Recent Graduates Not Only Move Back Home, But Stay There


NEW YORK -- Ashley Moore never planned on moving back in with her parents.

Nearly a year after graduating from college, Moore, 22, also never expected to still be waking up in her old twin bed every morning.

“It’s been difficult because not only was I on my own, I was really far away,” explains Moore, a St. Louis, Mo., native who graduated from Pace University in New York City. At one point, she spent an entire year away. “What I miss most is my freedom and having my own space.”

We spoke yesterday via Skype. You can see Moore describe what it’s been like to move back home:

Like many 20-somethings, Moore is experiencing what it’s like to not only move back home, but stay there.

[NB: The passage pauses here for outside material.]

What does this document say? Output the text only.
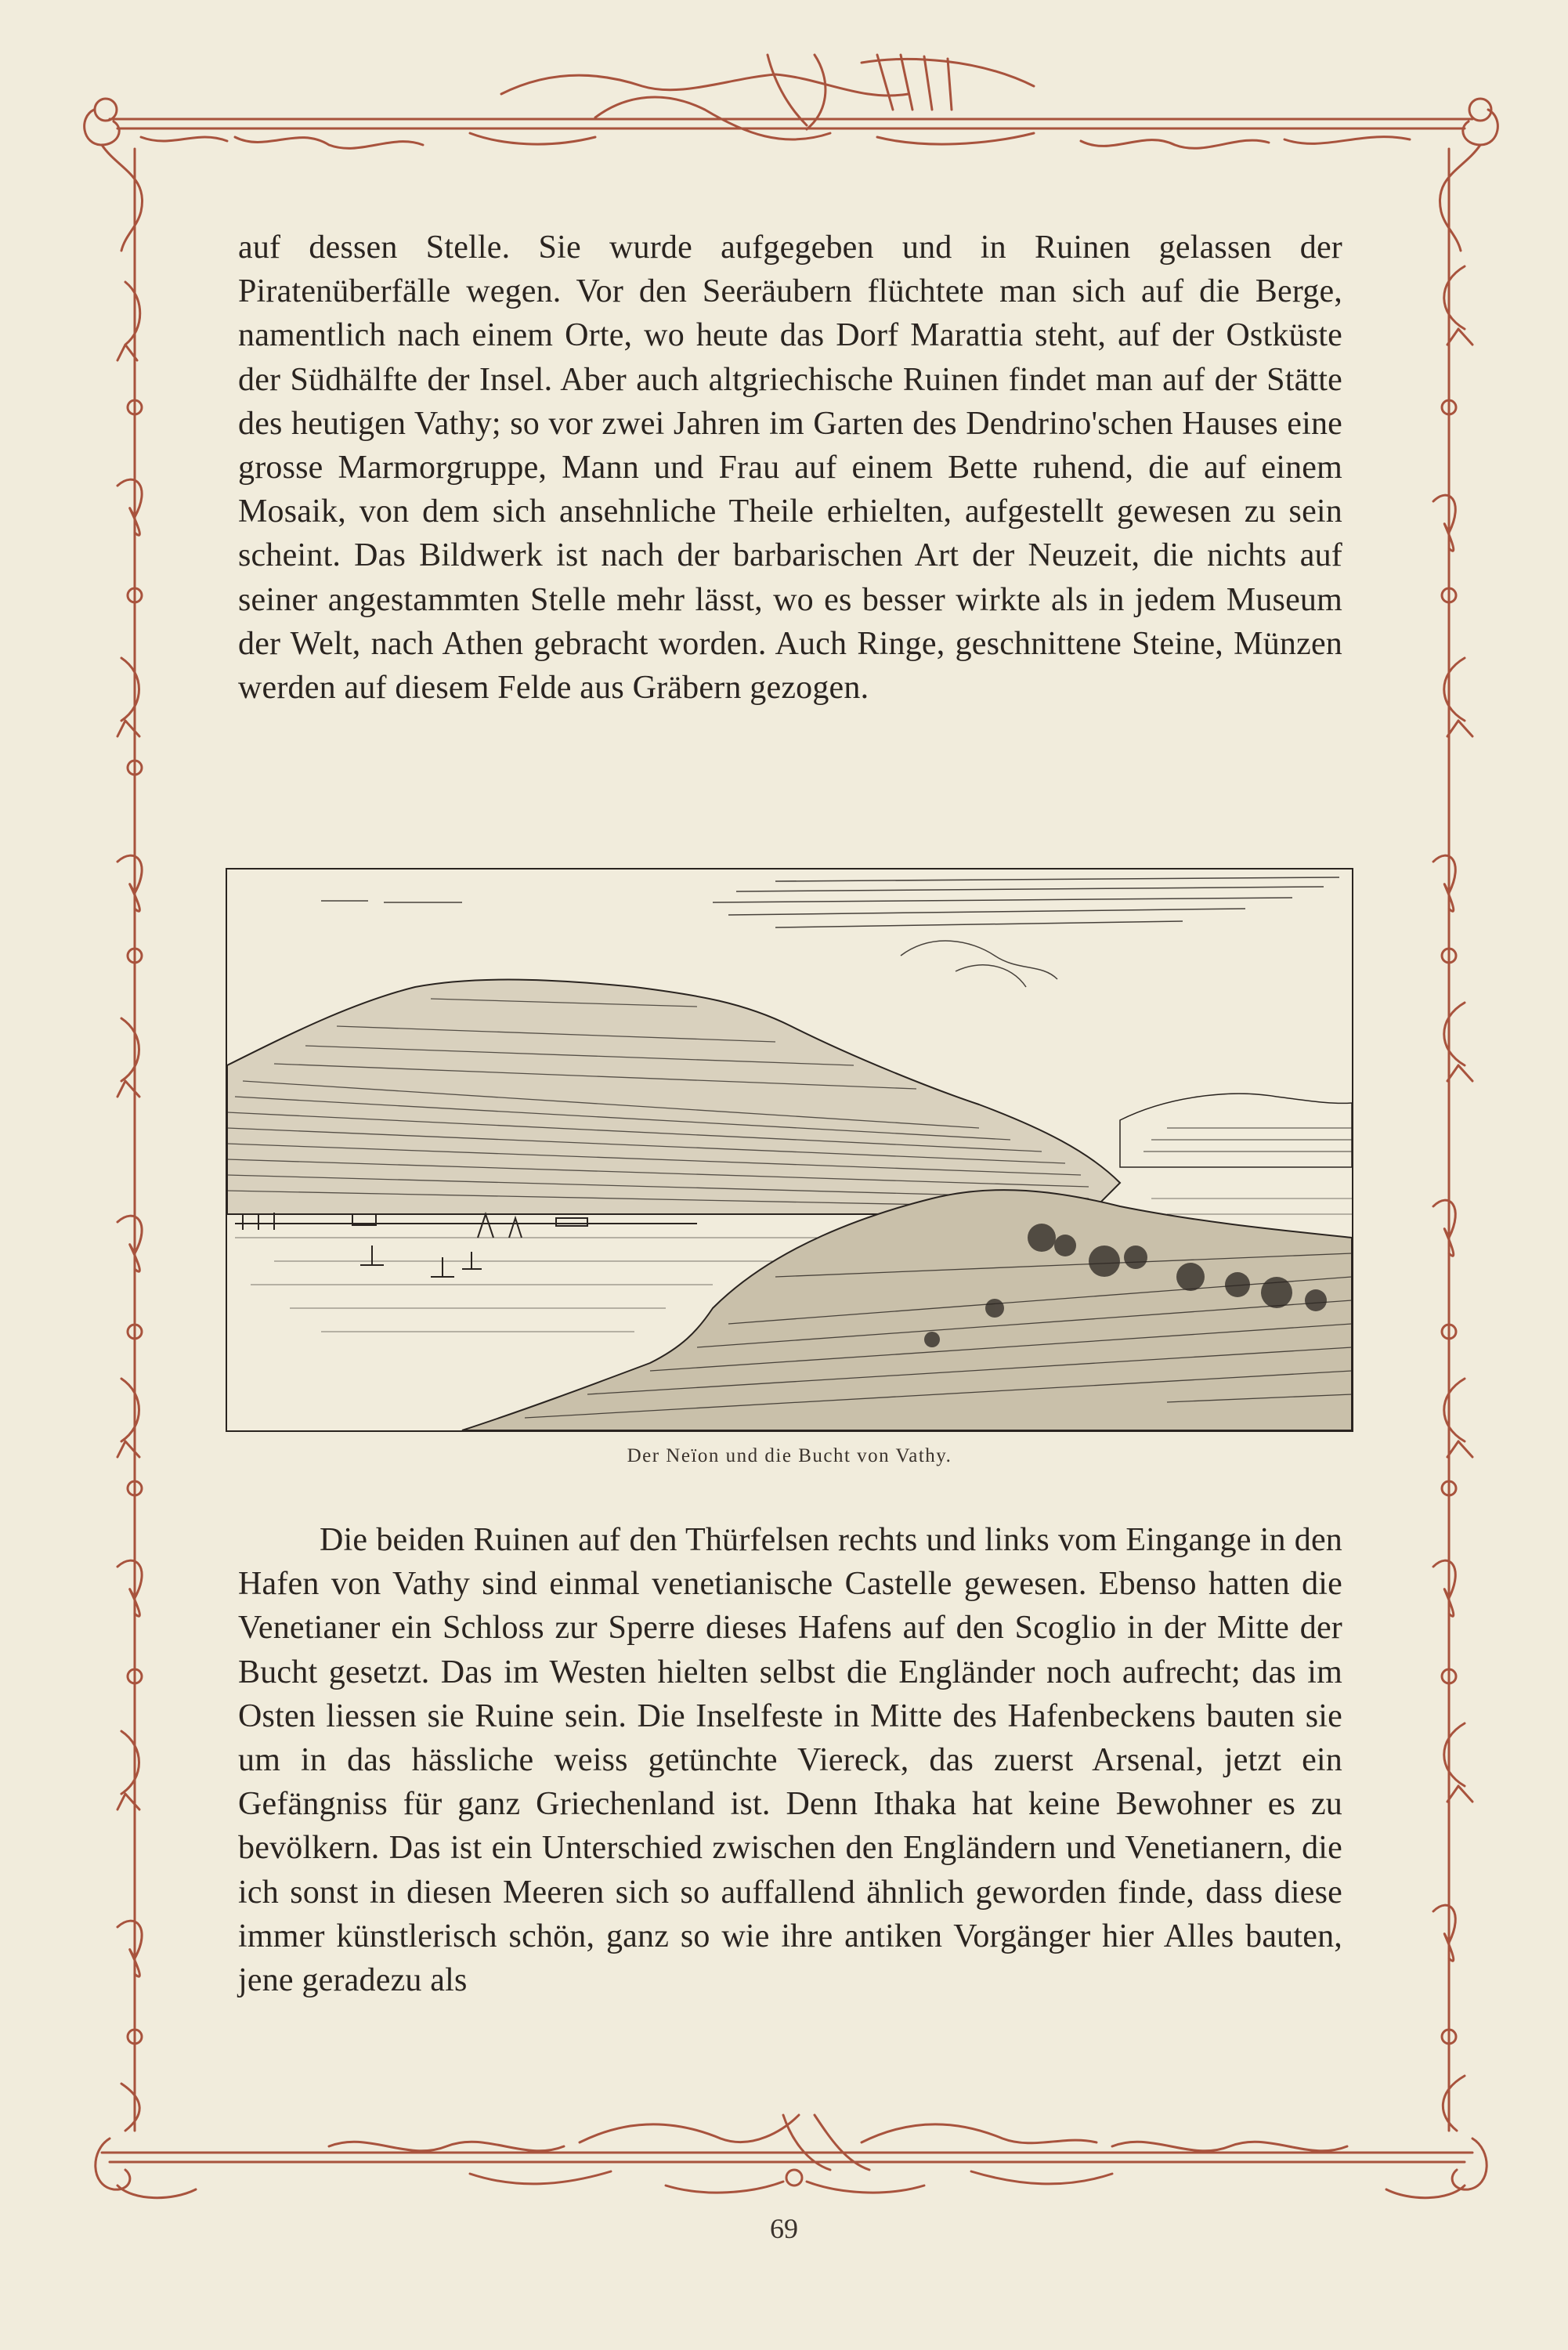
auf dessen Stelle. Sie wurde aufgegeben und in Ruinen gelassen der Piratenüberfälle wegen. Vor den Seeräubern flüchtete man sich auf die Berge, namentlich nach einem Orte, wo heute das Dorf Marattia steht, auf der Ostküste der Südhälfte der Insel. Aber auch altgriechische Ruinen findet man auf der Stätte des heutigen Vathy; so vor zwei Jahren im Garten des Dendrino'schen Hauses eine grosse Marmorgruppe, Mann und Frau auf einem Bette ruhend, die auf einem Mosaik, von dem sich ansehnliche Theile erhielten, aufgestellt gewesen zu sein scheint. Das Bildwerk ist nach der barbarischen Art der Neuzeit, die nichts auf seiner angestammten Stelle mehr lässt, wo es besser wirkte als in jedem Museum der Welt, nach Athen gebracht worden. Auch Ringe, geschnittene Steine, Münzen werden auf diesem Felde aus Gräbern gezogen.

Der Neïon und die Bucht von Vathy.

Die beiden Ruinen auf den Thürfelsen rechts und links vom Eingange in den Hafen von Vathy sind einmal venetianische Castelle gewesen. Ebenso hatten die Venetianer ein Schloss zur Sperre dieses Hafens auf den Scoglio in der Mitte der Bucht gesetzt. Das im Westen hielten selbst die Engländer noch aufrecht; das im Osten liessen sie Ruine sein. Die Inselfeste in Mitte des Hafenbeckens bauten sie um in das hässliche weiss getünchte Viereck, das zuerst Arsenal, jetzt ein Gefängniss für ganz Griechenland ist. Denn Ithaka hat keine Bewohner es zu bevölkern. Das ist ein Unterschied zwischen den Engländern und Venetianern, die ich sonst in diesen Meeren sich so auffallend ähnlich geworden finde, dass diese immer künstlerisch schön, ganz so wie ihre antiken Vorgänger hier Alles bauten, jene geradezu als

69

Despite a recent report released by the National Association of Colleges and Employers, which predicts that 2011 graduates may enter into an improved job market, many remain skeptical.

Andrew Sum, an economist at Northeastern University, concedes that while “it’s better to be plus than minus, we’ve still got a really long way to go until we restore things back to the way they used to be.”

Sum calls it the war against the young. Specifically, he's seen a record number of college graduates forced to move home.

Using data from the U.S. Bureau of Labor Statistics, Sum reports that 12.8 million young people under the age of 30 are either unemployed, working part-time or working at a job that doesn’t require a college degree.

Such jobs can make it difficult for young people to establish a steady stream of income -- to get the money required to not only move out of their parents' house, but stay out.

Further, Sum finds that young adults without a college degree have been pushed out of the labor market entirely and are finding work at a lower rate than anytime since the end of World War II.

“The kids not working today will have a difficult time working tomorrow,” concludes Sum. “The evidence is overwhelming.”

Since moving back home last June, Moore has been unsuccessful in securing a full-time job. She works part-time as a teaching assistant at a nearby pre-school. Her mother is an in vitro technician; her father owns a small carpentry business.

For others forced into a similar situation, Moore stresses that communication is key to making the living arrangement work as best it can.

“Your parents might regress and start treating you like you’re back in high school because, well, you’re back in their house.” Moore also advises to save, not spend. “Just because you’re not paying rent, doesn’t mean it’s a good time to go shopping.”

The financial burden of going to college has always been her own. Moore is carrying $45,000 in undergraduate student loans and another $5,000 of debt split between two credit cards. Each month, she puts $250 of her part-time paycheck toward paying each of them down.

As an undergraduate, Moore majored in political science and minored in communications. She plans to attend law school and someday run for political office. In the meantime, she is keen on first getting her own apartment.

Recently, Moore set a new deadline for herself: Come August, her goal is to finally be out from under her parents’ roof.

“I know they love me, but it’s time for me to go,” says Moore, who despite all of the challenges associated with moving back home has appreciated the extra time it's given her to be with her family. “I just hope that I can.”